Book Synopsis Applied Statistics Using Stata by : Mehmet Mehmetoglu
Download or read book Applied Statistics Using Stata written by Mehmet Mehmetoglu and published by SAGE. This book was released on 2022-04-26 with total page 421 pages. Available in PDF, EPUB and Kindle. Book excerpt: Straightforward, clear, and applied, this book will give you the theoretical and practical basis you need to apply data analysis techniques to real data.
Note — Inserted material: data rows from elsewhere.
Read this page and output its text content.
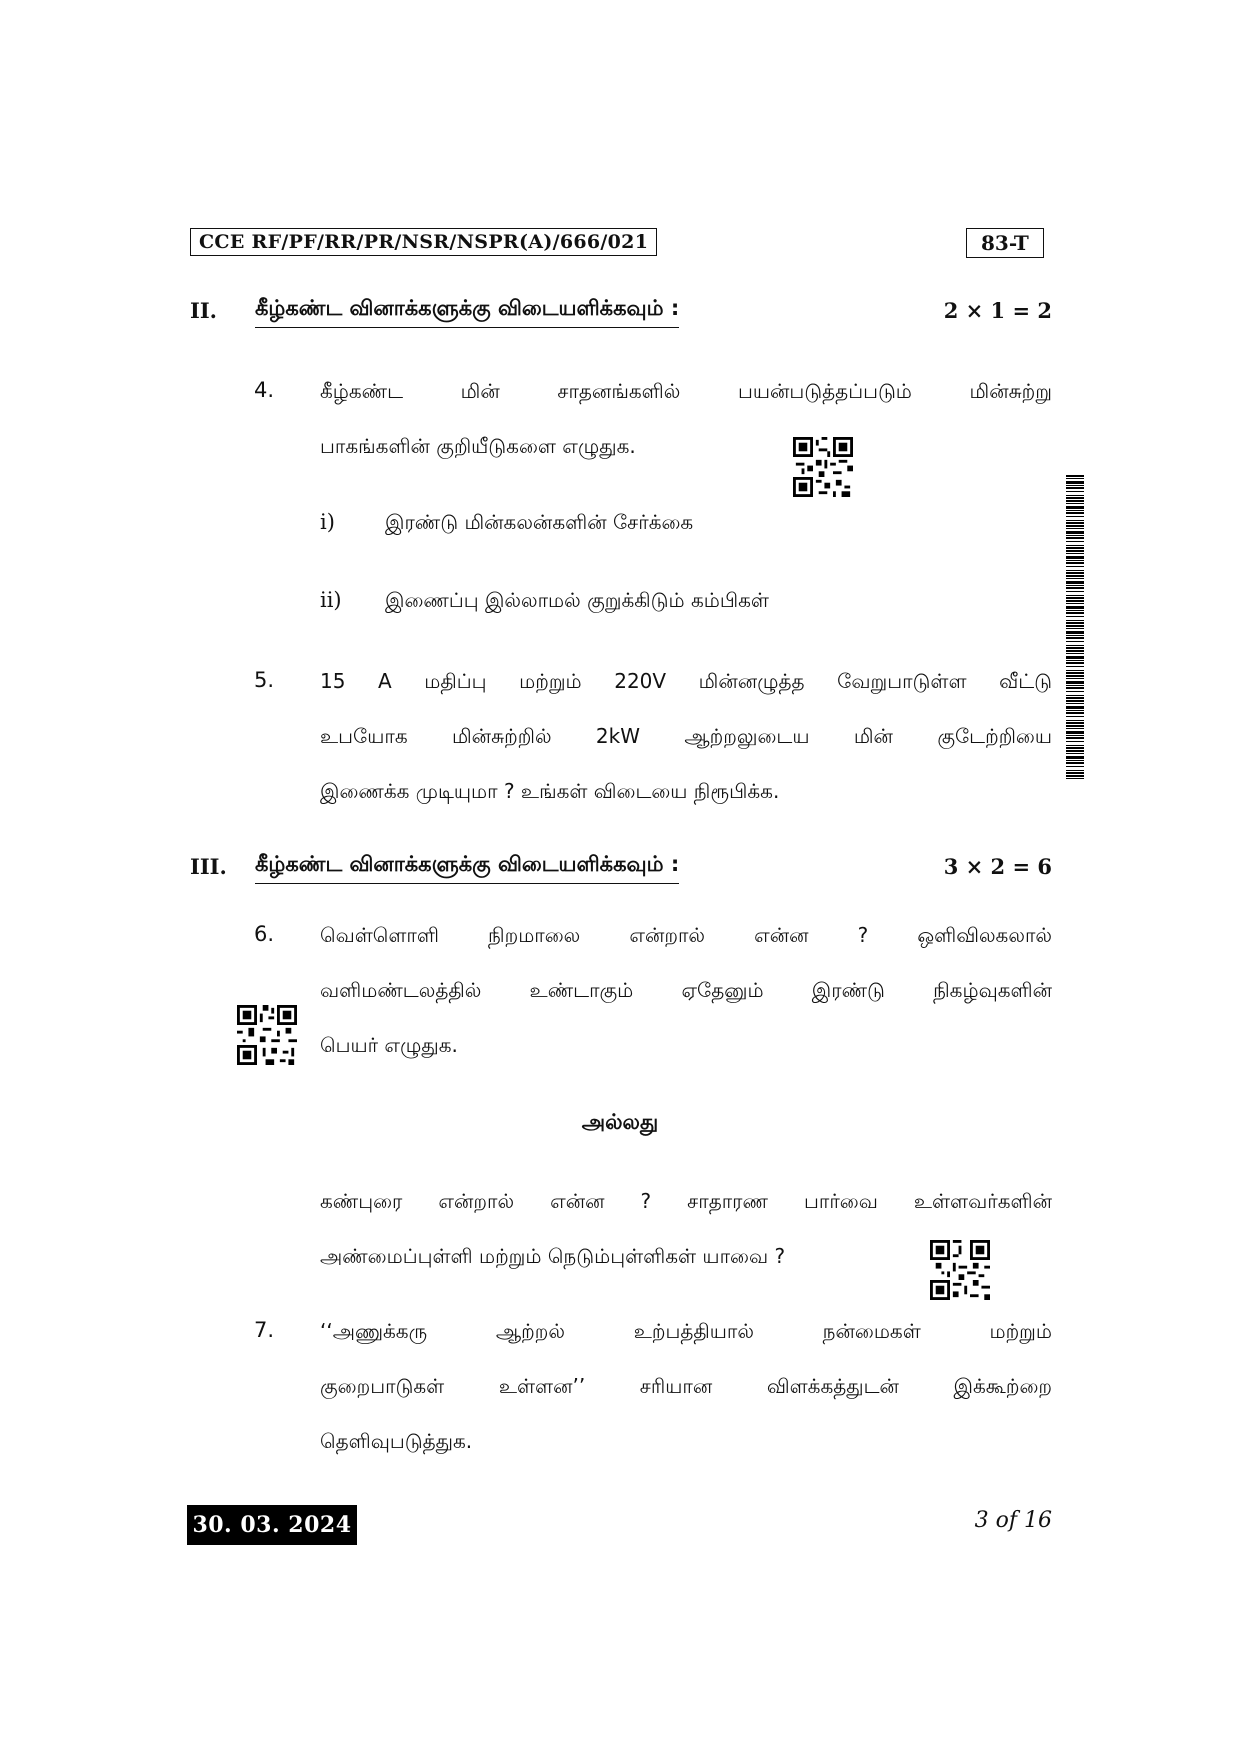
CCE RF/PF/RR/PR/NSR/NSPR(A)/666/021	83-T
II. கீழ்கண்ட வினாக்களுக்கு விடையளிக்கவும் :	2 × 1 = 2
4. கீழ்கண்ட மின் சாதனங்களில் பயன்படுத்தப்படும் மின்சுற்று
பாகங்களின் குறியீடுகளை எழுதுக.
i)	இரண்டு மின்கலன்களின் சேர்க்கை
ii) இணைப்பு இல்லாமல் குறுக்கிடும் கம்பிகள்
5. 15 A மதிப்பு மற்றும் 220V மின்னழுத்த வேறுபாடுள்ள வீட்டு
உபயோக மின்சுற்றில் 2kW ஆற்றலுடைய மின் குடேற்றியை
இணைக்க முடியுமா ? உங்கள் விடையை நிரூபிக்க.
III. கீழ்கண்ட வினாக்களுக்கு விடையளிக்கவும் :	3 × 2 = 6
6. வெள்ளொளி நிறமாலை என்றால் என்ன ? ஒளிவிலகலால்
வளிமண்டலத்தில் உண்டாகும் ஏதேனும் இரண்டு நிகழ்வுகளின்
பெயர் எழுதுக.
அல்லது
கண்புரை என்றால் என்ன ? சாதாரண பார்வை உள்ளவர்களின்
அண்மைப்புள்ளி மற்றும் நெடும்புள்ளிகள் யாவை ?
7. ‘‘அணுக்கரு ஆற்றல் உற்பத்தியால் நன்மைகள் மற்றும்
குறைபாடுகள் உள்ளன’’ சரியான விளக்கத்துடன் இக்கூற்றை
தெளிவுபடுத்துக.
30. 03. 2024	3 of 16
Combining key statistical concepts with detailed technical advice, it addresses common themes and problems presented by real research, and shows you how to adjust your techniques and apply your statistical knowledge to a range of datasets. It also embeds code and software output throughout and is supported by online resources to enable practice and safe experimentation. The book includes: · Original case studies and data sets · Practical exercises and lists of commands for each chapter · Downloadable Stata programmes created to work alongside chapters · A wide range of detailed applications using Stata · Step-by-step guidance on writing the relevant code. This is the perfect text for anyone doing statistical research in the social sciences getting started using Stata for data analysis.